= Military Intelligence Civilian Excepted Career Program =

Department of the Army Headquarters career management program
The Military Intelligence Civilian Excepted Career Program (MICECP) is a Department of the Army Headquarters career management program administered by the US Army Field Support Center of the US Army Intelligence and Security Command (INSCOM). The Military Intelligence Civilian Excepted Career Program is tasked with recruiting, training and developing a dedicated civilian intelligence workforce to conduct sensitive intelligence and counterintelligence operations missions worldwide. The program operates from Fort George G. Meade, Maryland.
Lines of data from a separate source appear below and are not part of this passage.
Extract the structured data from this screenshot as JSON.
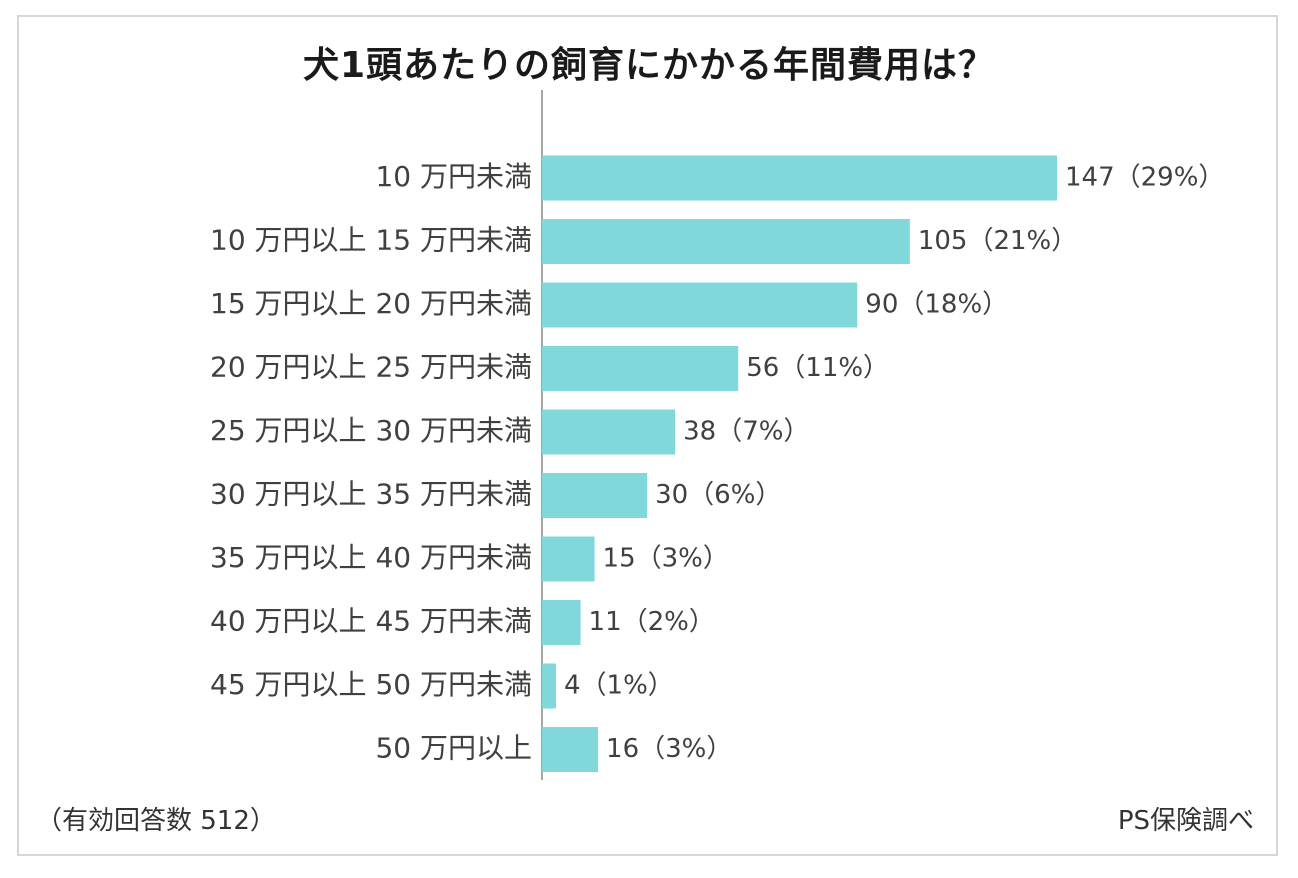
{
  "title": "犬1頭あたりの飼育にかかる年間費用は？",
  "footnote": "（有効回答数 512）",
  "source": "PS保険調べ",
  "colors": {
    "bar": "#80d8db",
    "axis": "#888888",
    "text": "#404040"
  },
  "chart_data": {
    "type": "bar",
    "orientation": "horizontal",
    "title": "犬1頭あたりの飼育にかかる年間費用は？",
    "categories": [
      "10 万円未満",
      "10 万円以上 15 万円未満",
      "15 万円以上 20 万円未満",
      "20 万円以上 25 万円未満",
      "25 万円以上 30 万円未満",
      "30 万円以上 35 万円未満",
      "35 万円以上 40 万円未満",
      "40 万円以上 45 万円未満",
      "45 万円以上 50 万円未満",
      "50 万円以上"
    ],
    "values": [
      147,
      105,
      90,
      56,
      38,
      30,
      15,
      11,
      4,
      16
    ],
    "percentages": [
      "29%",
      "21%",
      "18%",
      "11%",
      "7%",
      "6%",
      "3%",
      "2%",
      "1%",
      "3%"
    ],
    "value_labels": [
      "147（29%）",
      "105（21%）",
      "90（18%）",
      "56（11%）",
      "38（7%）",
      "30（6%）",
      "15（3%）",
      "11（2%）",
      "4（1%）",
      "16（3%）"
    ],
    "xlim": [
      0,
      147
    ],
    "grid": false,
    "legend": "none"
  }
}
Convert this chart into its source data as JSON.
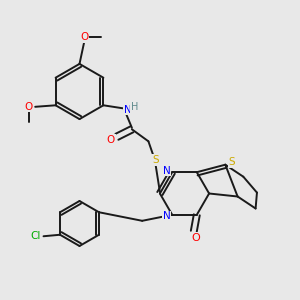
{
  "bg_color": "#e8e8e8",
  "bond_color": "#1a1a1a",
  "atom_colors": {
    "O": "#ff0000",
    "N": "#0000ff",
    "S": "#ccaa00",
    "Cl": "#00aa00",
    "H": "#5f8a8b",
    "C": "#1a1a1a"
  },
  "figsize": [
    3.0,
    3.0
  ],
  "dpi": 100
}
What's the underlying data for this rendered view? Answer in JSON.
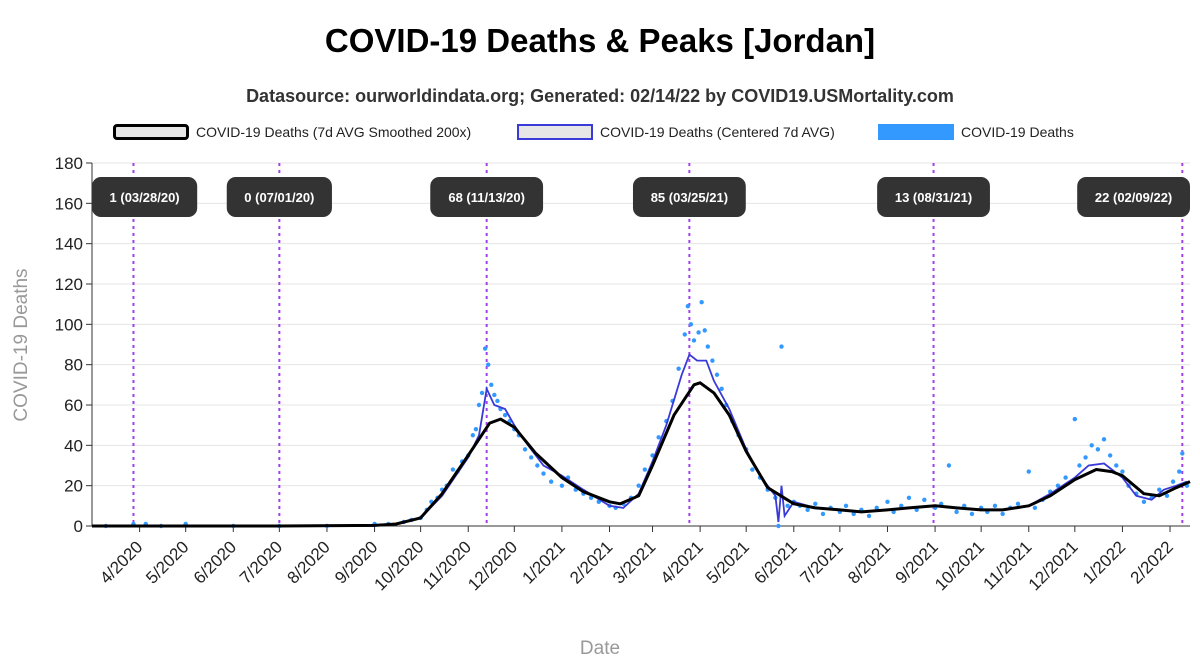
{
  "chart_data": {
    "type": "line",
    "title": "COVID-19 Deaths & Peaks [Jordan]",
    "subtitle": "Datasource: ourworldindata.org; Generated: 02/14/22 by COVID19.USMortality.com",
    "xlabel": "Date",
    "ylabel": "COVID-19 Deaths",
    "ylim": [
      0,
      180
    ],
    "yticks": [
      0,
      20,
      40,
      60,
      80,
      100,
      120,
      140,
      160,
      180
    ],
    "xlim": [
      "2020-03-01",
      "2022-02-14"
    ],
    "xticks": [
      {
        "label": "4/2020",
        "date": "2020-04-01"
      },
      {
        "label": "5/2020",
        "date": "2020-05-01"
      },
      {
        "label": "6/2020",
        "date": "2020-06-01"
      },
      {
        "label": "7/2020",
        "date": "2020-07-01"
      },
      {
        "label": "8/2020",
        "date": "2020-08-01"
      },
      {
        "label": "9/2020",
        "date": "2020-09-01"
      },
      {
        "label": "10/2020",
        "date": "2020-10-01"
      },
      {
        "label": "11/2020",
        "date": "2020-11-01"
      },
      {
        "label": "12/2020",
        "date": "2020-12-01"
      },
      {
        "label": "1/2021",
        "date": "2021-01-01"
      },
      {
        "label": "2/2021",
        "date": "2021-02-01"
      },
      {
        "label": "3/2021",
        "date": "2021-03-01"
      },
      {
        "label": "4/2021",
        "date": "2021-04-01"
      },
      {
        "label": "5/2021",
        "date": "2021-05-01"
      },
      {
        "label": "6/2021",
        "date": "2021-06-01"
      },
      {
        "label": "7/2021",
        "date": "2021-07-01"
      },
      {
        "label": "8/2021",
        "date": "2021-08-01"
      },
      {
        "label": "9/2021",
        "date": "2021-09-01"
      },
      {
        "label": "10/2021",
        "date": "2021-10-01"
      },
      {
        "label": "11/2021",
        "date": "2021-11-01"
      },
      {
        "label": "12/2021",
        "date": "2021-12-01"
      },
      {
        "label": "1/2022",
        "date": "2022-01-01"
      },
      {
        "label": "2/2022",
        "date": "2022-02-01"
      }
    ],
    "grid": true,
    "legend_position": "top",
    "legend": [
      {
        "label": "COVID-19 Deaths (7d AVG Smoothed 200x)",
        "style": "smooth"
      },
      {
        "label": "COVID-19 Deaths (Centered 7d AVG)",
        "style": "avg"
      },
      {
        "label": "COVID-19 Deaths",
        "style": "raw"
      }
    ],
    "peaks": [
      {
        "label": "1 (03/28/20)",
        "date": "2020-03-28",
        "value": 1
      },
      {
        "label": "0 (07/01/20)",
        "date": "2020-07-01",
        "value": 0
      },
      {
        "label": "68 (11/13/20)",
        "date": "2020-11-13",
        "value": 68
      },
      {
        "label": "85 (03/25/21)",
        "date": "2021-03-25",
        "value": 85
      },
      {
        "label": "13 (08/31/21)",
        "date": "2021-08-31",
        "value": 13
      },
      {
        "label": "22 (02/09/22)",
        "date": "2022-02-09",
        "value": 22
      }
    ],
    "series": [
      {
        "name": "COVID-19 Deaths (7d AVG Smoothed 200x)",
        "color": "#000000",
        "points": [
          [
            "2020-03-01",
            0
          ],
          [
            "2020-05-01",
            0
          ],
          [
            "2020-07-01",
            0
          ],
          [
            "2020-09-01",
            0.3
          ],
          [
            "2020-09-15",
            1
          ],
          [
            "2020-10-01",
            4
          ],
          [
            "2020-10-15",
            16
          ],
          [
            "2020-11-01",
            35
          ],
          [
            "2020-11-15",
            51
          ],
          [
            "2020-11-22",
            53
          ],
          [
            "2020-12-01",
            49
          ],
          [
            "2020-12-15",
            36
          ],
          [
            "2021-01-01",
            24
          ],
          [
            "2021-01-15",
            17
          ],
          [
            "2021-02-01",
            12
          ],
          [
            "2021-02-08",
            11
          ],
          [
            "2021-02-20",
            15
          ],
          [
            "2021-03-01",
            30
          ],
          [
            "2021-03-15",
            55
          ],
          [
            "2021-03-28",
            70
          ],
          [
            "2021-04-01",
            71
          ],
          [
            "2021-04-10",
            66
          ],
          [
            "2021-04-20",
            55
          ],
          [
            "2021-05-01",
            37
          ],
          [
            "2021-05-15",
            19
          ],
          [
            "2021-06-01",
            11
          ],
          [
            "2021-06-15",
            9
          ],
          [
            "2021-07-01",
            8
          ],
          [
            "2021-07-15",
            7
          ],
          [
            "2021-08-01",
            8
          ],
          [
            "2021-08-15",
            9
          ],
          [
            "2021-09-01",
            10
          ],
          [
            "2021-09-15",
            9
          ],
          [
            "2021-10-01",
            8
          ],
          [
            "2021-10-15",
            8
          ],
          [
            "2021-11-01",
            10
          ],
          [
            "2021-11-15",
            15
          ],
          [
            "2021-12-01",
            23
          ],
          [
            "2021-12-15",
            28
          ],
          [
            "2021-12-25",
            27
          ],
          [
            "2022-01-01",
            25
          ],
          [
            "2022-01-15",
            16
          ],
          [
            "2022-01-25",
            15
          ],
          [
            "2022-02-05",
            19
          ],
          [
            "2022-02-14",
            22
          ]
        ]
      },
      {
        "name": "COVID-19 Deaths (Centered 7d AVG)",
        "color": "#3a3ad8",
        "points": [
          [
            "2020-03-01",
            0
          ],
          [
            "2020-08-31",
            0
          ],
          [
            "2020-09-15",
            1
          ],
          [
            "2020-10-01",
            4
          ],
          [
            "2020-10-15",
            15
          ],
          [
            "2020-11-01",
            34
          ],
          [
            "2020-11-08",
            45
          ],
          [
            "2020-11-13",
            68
          ],
          [
            "2020-11-18",
            60
          ],
          [
            "2020-11-25",
            58
          ],
          [
            "2020-12-01",
            50
          ],
          [
            "2020-12-10",
            40
          ],
          [
            "2020-12-20",
            30
          ],
          [
            "2021-01-01",
            25
          ],
          [
            "2021-01-15",
            18
          ],
          [
            "2021-02-01",
            10
          ],
          [
            "2021-02-10",
            9
          ],
          [
            "2021-02-20",
            16
          ],
          [
            "2021-03-01",
            32
          ],
          [
            "2021-03-10",
            50
          ],
          [
            "2021-03-20",
            75
          ],
          [
            "2021-03-25",
            85
          ],
          [
            "2021-03-30",
            82
          ],
          [
            "2021-04-05",
            82
          ],
          [
            "2021-04-10",
            72
          ],
          [
            "2021-04-20",
            58
          ],
          [
            "2021-05-01",
            38
          ],
          [
            "2021-05-10",
            25
          ],
          [
            "2021-05-20",
            15
          ],
          [
            "2021-05-22",
            2
          ],
          [
            "2021-05-24",
            20
          ],
          [
            "2021-05-26",
            5
          ],
          [
            "2021-06-01",
            12
          ],
          [
            "2021-06-15",
            9
          ],
          [
            "2021-07-01",
            8
          ],
          [
            "2021-07-15",
            7
          ],
          [
            "2021-08-01",
            8
          ],
          [
            "2021-08-15",
            9
          ],
          [
            "2021-09-01",
            10
          ],
          [
            "2021-09-15",
            9
          ],
          [
            "2021-10-01",
            8
          ],
          [
            "2021-10-15",
            8
          ],
          [
            "2021-11-01",
            10
          ],
          [
            "2021-11-15",
            16
          ],
          [
            "2021-12-01",
            24
          ],
          [
            "2021-12-10",
            30
          ],
          [
            "2021-12-20",
            31
          ],
          [
            "2022-01-01",
            24
          ],
          [
            "2022-01-10",
            15
          ],
          [
            "2022-01-20",
            13
          ],
          [
            "2022-01-28",
            18
          ],
          [
            "2022-02-05",
            20
          ],
          [
            "2022-02-12",
            22
          ]
        ]
      },
      {
        "name": "COVID-19 Deaths",
        "color": "#3399ff",
        "points": [
          [
            "2020-03-10",
            0
          ],
          [
            "2020-03-28",
            1
          ],
          [
            "2020-04-05",
            1
          ],
          [
            "2020-04-15",
            0
          ],
          [
            "2020-05-01",
            1
          ],
          [
            "2020-06-01",
            0
          ],
          [
            "2020-07-01",
            0
          ],
          [
            "2020-08-01",
            0
          ],
          [
            "2020-09-01",
            1
          ],
          [
            "2020-09-10",
            1
          ],
          [
            "2020-09-20",
            2
          ],
          [
            "2020-09-25",
            3
          ],
          [
            "2020-10-01",
            4
          ],
          [
            "2020-10-05",
            8
          ],
          [
            "2020-10-08",
            12
          ],
          [
            "2020-10-12",
            14
          ],
          [
            "2020-10-15",
            18
          ],
          [
            "2020-10-18",
            20
          ],
          [
            "2020-10-22",
            28
          ],
          [
            "2020-10-25",
            27
          ],
          [
            "2020-10-28",
            32
          ],
          [
            "2020-11-01",
            35
          ],
          [
            "2020-11-04",
            45
          ],
          [
            "2020-11-06",
            48
          ],
          [
            "2020-11-08",
            60
          ],
          [
            "2020-11-10",
            66
          ],
          [
            "2020-11-12",
            88
          ],
          [
            "2020-11-14",
            80
          ],
          [
            "2020-11-16",
            70
          ],
          [
            "2020-11-18",
            65
          ],
          [
            "2020-11-20",
            62
          ],
          [
            "2020-11-22",
            58
          ],
          [
            "2020-11-25",
            55
          ],
          [
            "2020-11-28",
            52
          ],
          [
            "2020-12-01",
            48
          ],
          [
            "2020-12-04",
            45
          ],
          [
            "2020-12-08",
            38
          ],
          [
            "2020-12-12",
            34
          ],
          [
            "2020-12-16",
            30
          ],
          [
            "2020-12-20",
            26
          ],
          [
            "2020-12-25",
            22
          ],
          [
            "2021-01-01",
            20
          ],
          [
            "2021-01-05",
            24
          ],
          [
            "2021-01-10",
            18
          ],
          [
            "2021-01-15",
            16
          ],
          [
            "2021-01-20",
            14
          ],
          [
            "2021-01-25",
            12
          ],
          [
            "2021-02-01",
            10
          ],
          [
            "2021-02-05",
            9
          ],
          [
            "2021-02-10",
            11
          ],
          [
            "2021-02-15",
            14
          ],
          [
            "2021-02-20",
            20
          ],
          [
            "2021-02-24",
            28
          ],
          [
            "2021-03-01",
            35
          ],
          [
            "2021-03-05",
            44
          ],
          [
            "2021-03-10",
            52
          ],
          [
            "2021-03-14",
            62
          ],
          [
            "2021-03-18",
            78
          ],
          [
            "2021-03-22",
            95
          ],
          [
            "2021-03-24",
            109
          ],
          [
            "2021-03-26",
            100
          ],
          [
            "2021-03-28",
            92
          ],
          [
            "2021-03-31",
            96
          ],
          [
            "2021-04-02",
            111
          ],
          [
            "2021-04-04",
            97
          ],
          [
            "2021-04-06",
            89
          ],
          [
            "2021-04-09",
            82
          ],
          [
            "2021-04-12",
            75
          ],
          [
            "2021-04-15",
            68
          ],
          [
            "2021-04-18",
            60
          ],
          [
            "2021-04-22",
            52
          ],
          [
            "2021-04-26",
            45
          ],
          [
            "2021-05-01",
            38
          ],
          [
            "2021-05-05",
            28
          ],
          [
            "2021-05-10",
            24
          ],
          [
            "2021-05-15",
            18
          ],
          [
            "2021-05-20",
            14
          ],
          [
            "2021-05-22",
            0
          ],
          [
            "2021-05-24",
            89
          ],
          [
            "2021-05-28",
            10
          ],
          [
            "2021-06-01",
            12
          ],
          [
            "2021-06-05",
            10
          ],
          [
            "2021-06-10",
            8
          ],
          [
            "2021-06-15",
            11
          ],
          [
            "2021-06-20",
            6
          ],
          [
            "2021-06-25",
            9
          ],
          [
            "2021-07-01",
            7
          ],
          [
            "2021-07-05",
            10
          ],
          [
            "2021-07-10",
            6
          ],
          [
            "2021-07-15",
            8
          ],
          [
            "2021-07-20",
            5
          ],
          [
            "2021-07-25",
            9
          ],
          [
            "2021-08-01",
            12
          ],
          [
            "2021-08-05",
            7
          ],
          [
            "2021-08-10",
            10
          ],
          [
            "2021-08-15",
            14
          ],
          [
            "2021-08-20",
            8
          ],
          [
            "2021-08-25",
            13
          ],
          [
            "2021-09-01",
            9
          ],
          [
            "2021-09-05",
            11
          ],
          [
            "2021-09-10",
            30
          ],
          [
            "2021-09-15",
            7
          ],
          [
            "2021-09-20",
            10
          ],
          [
            "2021-09-25",
            6
          ],
          [
            "2021-10-01",
            9
          ],
          [
            "2021-10-05",
            7
          ],
          [
            "2021-10-10",
            10
          ],
          [
            "2021-10-15",
            6
          ],
          [
            "2021-10-20",
            9
          ],
          [
            "2021-10-25",
            11
          ],
          [
            "2021-11-01",
            27
          ],
          [
            "2021-11-05",
            9
          ],
          [
            "2021-11-10",
            13
          ],
          [
            "2021-11-15",
            17
          ],
          [
            "2021-11-20",
            20
          ],
          [
            "2021-11-25",
            24
          ],
          [
            "2021-12-01",
            53
          ],
          [
            "2021-12-04",
            30
          ],
          [
            "2021-12-08",
            34
          ],
          [
            "2021-12-12",
            40
          ],
          [
            "2021-12-16",
            38
          ],
          [
            "2021-12-20",
            43
          ],
          [
            "2021-12-24",
            35
          ],
          [
            "2021-12-28",
            30
          ],
          [
            "2022-01-01",
            27
          ],
          [
            "2022-01-05",
            20
          ],
          [
            "2022-01-10",
            16
          ],
          [
            "2022-01-15",
            12
          ],
          [
            "2022-01-20",
            14
          ],
          [
            "2022-01-25",
            18
          ],
          [
            "2022-01-30",
            15
          ],
          [
            "2022-02-03",
            22
          ],
          [
            "2022-02-07",
            27
          ],
          [
            "2022-02-09",
            36
          ],
          [
            "2022-02-12",
            20
          ]
        ]
      }
    ]
  }
}
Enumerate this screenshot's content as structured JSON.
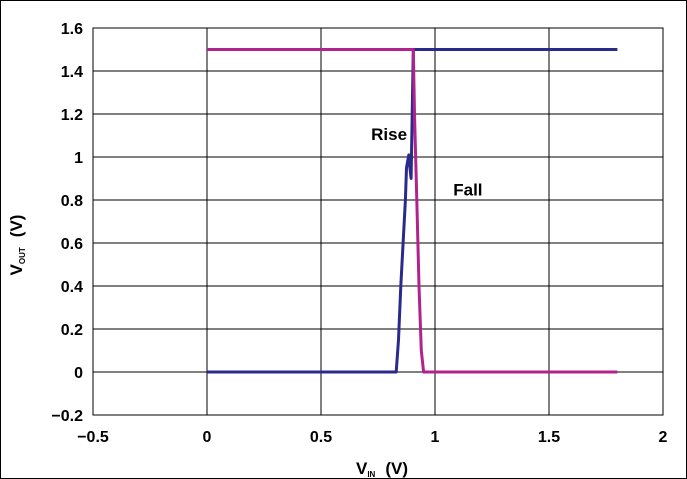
{
  "chart_data": {
    "type": "line",
    "xlabel": {
      "main": "V",
      "sub": "IN",
      "unit": "(V)"
    },
    "ylabel": {
      "main": "V",
      "sub": "OUT",
      "unit": "(V)"
    },
    "xlim": [
      -0.5,
      2
    ],
    "ylim": [
      -0.2,
      1.6
    ],
    "x_ticks": [
      -0.5,
      0,
      0.5,
      1,
      1.5,
      2
    ],
    "x_tick_labels": [
      "−0.5",
      "0",
      "0.5",
      "1",
      "1.5",
      "2"
    ],
    "y_ticks": [
      -0.2,
      0,
      0.2,
      0.4,
      0.6,
      0.8,
      1,
      1.2,
      1.4,
      1.6
    ],
    "y_tick_labels": [
      "−0.2",
      "0",
      "0.2",
      "0.4",
      "0.6",
      "0.8",
      "1",
      "1.2",
      "1.4",
      "1.6"
    ],
    "grid": true,
    "series": [
      {
        "name": "Rise",
        "color": "#2a2a8c",
        "points": [
          [
            0,
            0
          ],
          [
            0.83,
            0
          ],
          [
            0.84,
            0.15
          ],
          [
            0.85,
            0.4
          ],
          [
            0.86,
            0.6
          ],
          [
            0.87,
            0.8
          ],
          [
            0.875,
            0.95
          ],
          [
            0.885,
            1.01
          ],
          [
            0.89,
            0.95
          ],
          [
            0.895,
            0.9
          ],
          [
            0.9,
            1.2
          ],
          [
            0.905,
            1.5
          ],
          [
            1.8,
            1.5
          ]
        ]
      },
      {
        "name": "Fall",
        "color": "#b0238c",
        "points": [
          [
            0,
            1.5
          ],
          [
            0.905,
            1.5
          ],
          [
            0.91,
            1.2
          ],
          [
            0.92,
            0.8
          ],
          [
            0.93,
            0.4
          ],
          [
            0.94,
            0.1
          ],
          [
            0.95,
            0
          ],
          [
            1.8,
            0
          ]
        ]
      }
    ],
    "annotations": [
      {
        "text": "Rise",
        "x": 0.72,
        "y": 1.08
      },
      {
        "text": "Fall",
        "x": 1.08,
        "y": 0.82
      }
    ]
  }
}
Military Intelligence Civilian Excepted Career Program members, are actively recruited, trained, and assigned to conduct highly specialized operational intelligence functions within the Army, as Intelligence Operations Specialists. Members must agree to a mobility agreement and be willing to be assigned and reassigned according to the needs of the program. Positions filled by MICECP employees may require competency in any one or more of the following fields: Foreign Counterintelligence, counterintelligence investigations, collection, analysis, production, force protection, target exploitation (TAREX), human intelligence (HUMINT) operations, counterintelligence force protection source operations (CFSO), liaison, intelligence support, staff management, technical intelligence disciplines, support to special mission units/special operations forces (SMU/SOF), foreign languages, technology protection, and advice and assistance.

In 1998, Ric Romero was a Counterintelligence Special Agent/Army Civilian for the MICECP and he is the currently Career Program Manager there.